Gesunder Egoismus ist nicht das Problem.

Die Verwechslung ist es.

Egoismus hat einen schlechten Ruf.
In der Alltagssprache steht er fast immer für Rücksichtslosigkeit, Vorteilsdenken und fehlende Verantwortung. Egoistisch ist, wer nimmt statt gibt, wer sich selbst wichtiger nimmt als andere, wer Vorteile sucht, ohne die Folgen für sein Umfeld zu tragen. Dieses Bild ist so tief verankert, dass kaum noch unterschieden wird.

Doch genau hier beginnt das eigentliche Problem.

Denn Egoismus ist nicht gleich Egoismus.
Es gibt einen destruktiven Egoismus, der trennt. Und es gibt einen gesunden Egoismus, der Klarheit schafft, Verantwortung fördert und Beziehungen überhaupt erst möglich macht.

Was gesunder Egoismus wirklich bedeutet

Gesunder Egoismus bedeutet nicht, sich über andere zu stellen.
Er bedeutet, sich selbst ernst zu nehmen. Eigene Grenzen wahrzunehmen, Bedürfnisse zu erkennen und Verantwortung für das eigene Leben zu übernehmen. Wer gesund egoistisch handelt, fragt nicht zuerst, wie er gefallen kann, sondern ob das eigene Handeln stimmig ist.
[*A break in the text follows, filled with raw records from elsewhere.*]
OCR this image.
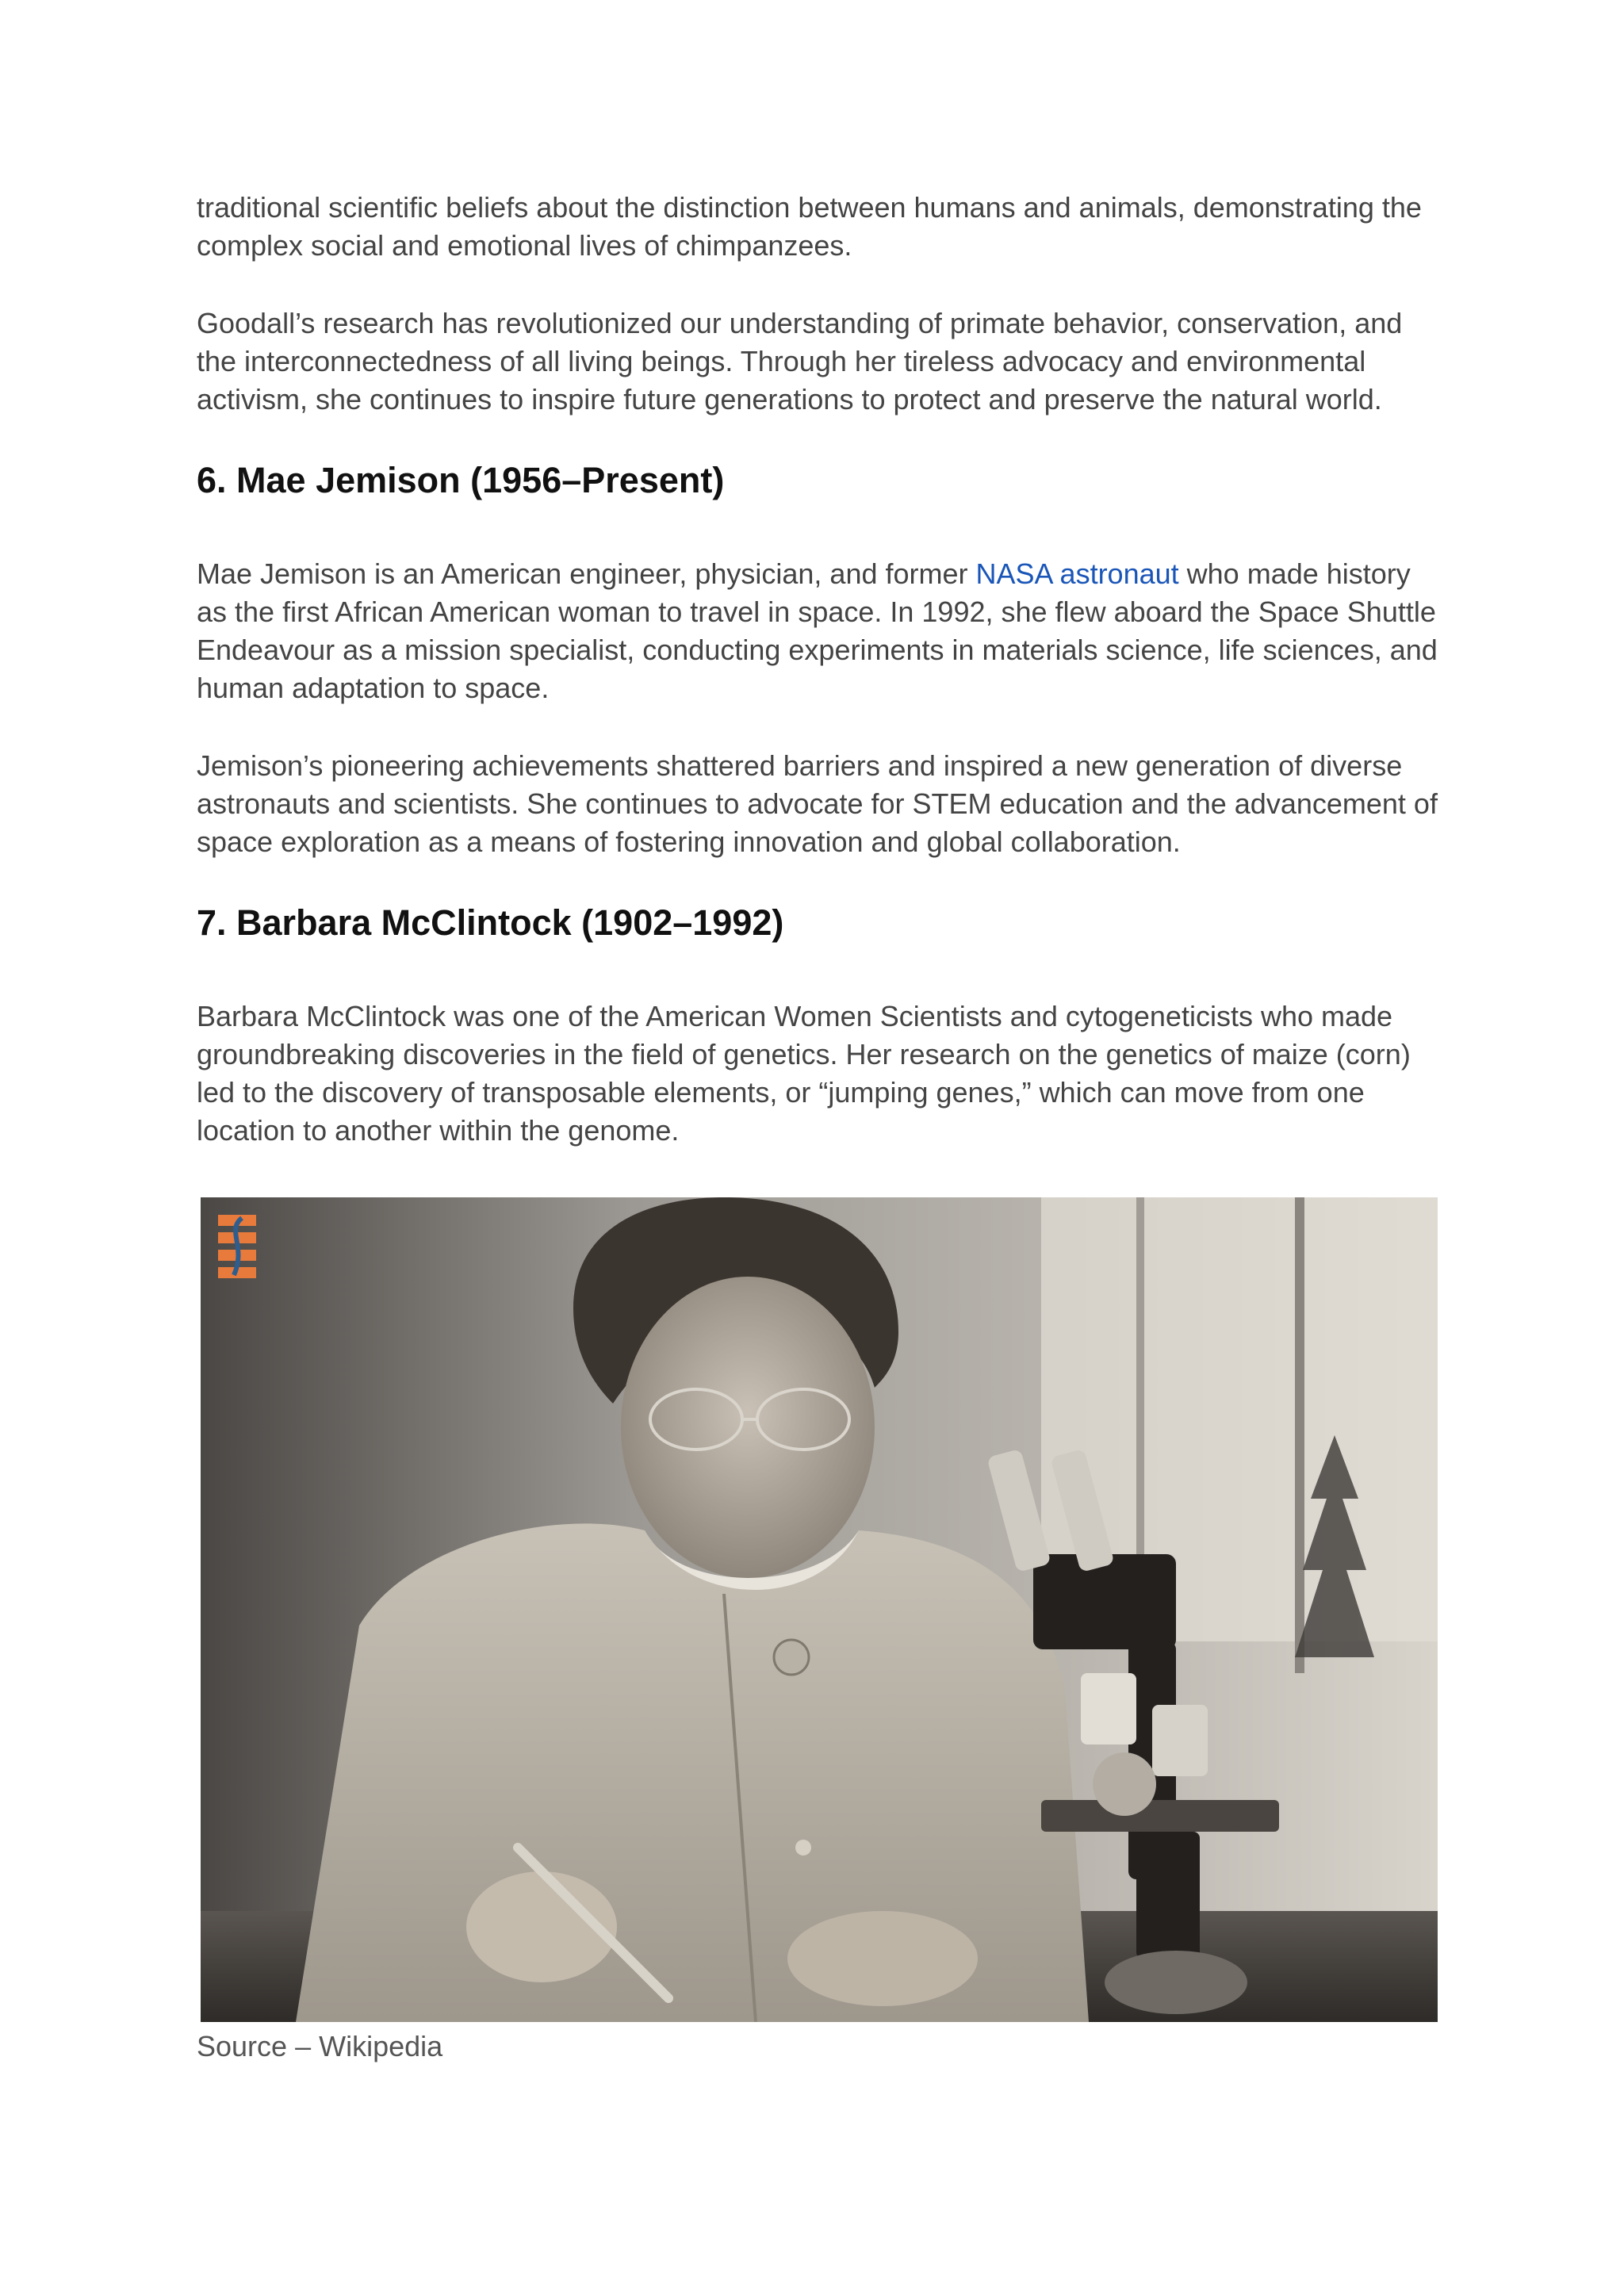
traditional scientific beliefs about the distinction between humans and animals, demonstrating the complex social and emotional lives of chimpanzees.

Goodall’s research has revolutionized our understanding of primate behavior, conservation, and the interconnectedness of all living beings. Through her tireless advocacy and environmental activism, she continues to inspire future generations to protect and preserve the natural world.

6. Mae Jemison (1956–Present)

Mae Jemison is an American engineer, physician, and former NASA astronaut who made history as the first African American woman to travel in space. In 1992, she flew aboard the Space Shuttle Endeavour as a mission specialist, conducting experiments in materials science, life sciences, and human adaptation to space.

Jemison’s pioneering achievements shattered barriers and inspired a new generation of diverse astronauts and scientists. She continues to advocate for STEM education and the advancement of space exploration as a means of fostering innovation and global collaboration.

7. Barbara McClintock (1902–1992)

Barbara McClintock was one of the American Women Scientists and cytogeneticists who made groundbreaking discoveries in the field of genetics. Her research on the genetics of maize (corn) led to the discovery of transposable elements, or “jumping genes,” which can move from one location to another within the genome.

Source – Wikipedia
Das ist keine Rücksichtslosigkeit.
Das ist Selbstachtung.

Menschen mit gesundem Egoismus sind nicht kalt oder distanziert. Im Gegenteil. Sie sind oft verlässlicher, klarer und berechenbarer, weil sie nicht aus innerem Mangel handeln. Sie sagen Ja, wenn sie Ja meinen, und Nein, wenn es nötig ist. Genau diese Klarheit schafft Vertrauen.

Der ungesunde Egoismus und seine Ursachen

Der klassisch negativ verstandene Egoismus entsteht meist dort, wo innere Leere, Angst oder Unsicherheit herrschen. Er lebt von Verdrängung und von der Suche nach Bestätigung von außen. Um sich zu stabilisieren, hält er andere klein, übergeht sie oder benutzt sie.

Dieser Egoismus ist laut, fordernd und selten zufrieden.
Er wirkt nach außen oft selbstbewusst, ist innerlich aber instabil. Er braucht Kontrolle, Status oder Aufmerksamkeit, um sich sicher zu fühlen. Und genau dieser Typus prägt zunehmend den öffentlichen Diskurs.

Nicht weil er gesund wäre, sondern weil er sichtbar ist.

Die sprachliche Verwechslung und ihre Folgen

Die Zuspitzung entsteht, weil beide Formen sprachlich gleich behandelt werden.
Wer heute sagt, er müsse auf sich achten, riskiert schnell den Vorwurf der Rücksichtslosigkeit. Gleichzeitig wird echtes egoistisches Verhalten oft entschuldigt, relativiert oder sogar bewundert, solange es erfolgreich wirkt.

Die Sprache verwischt die Grenze.
Und mit ihr verschwindet das moralische Orientierungssystem.

Gesunder Egoismus wird verdächtig.
Ungesunder Egoismus wird akzeptabel.

Wenn Selbstschutz kippt

In einer Zeit, in der Systeme komplexer werden und Sicherheiten schwinden, greifen viele Menschen instinktiv zu Selbstschutzstrategien. Das ist verständlich. Doch ohne Differenzierung kippt Selbstschutz in Abschottung, Verantwortung in Rechtfertigung und Selbstfürsorge in Selbstzentrierung.

Der Ton wird härter.
Die Fronten klarer.
Die Geduld geringer.

Gesunder Egoismus verbindet. Ungesunder trennt.

Der eine schafft Klarheit. Der andere erzeugt Misstrauen.
Der eine macht Menschen verlässlich. Der andere macht sie berechenbar, aber nicht vertrauenswürdig.

Orientierung entsteht durch Unterscheidung

Vielleicht geht es weniger darum, Egoismus zu verurteilen oder zu feiern.
Vielleicht geht es darum, wieder genauer hinzusehen.

Zu fragen, ob jemand aus innerer Stabilität handelt oder aus innerem Mangel.
Ob jemand Verantwortung übernimmt oder ihr ausweicht.
Ob jemand sich selbst kennt oder nur sich selbst verteidigt.

Die Sprache könnte dabei helfen.
Wenn wir wieder unterscheiden lernen, statt alles in einen Topf zu werfen.

Denn wo Differenzierung verloren geht, verlieren wir nicht nur Worte.
Wir verlieren Orientierung.

Und Orientierung ist etwas, das man nicht egoistisch ersetzen kann.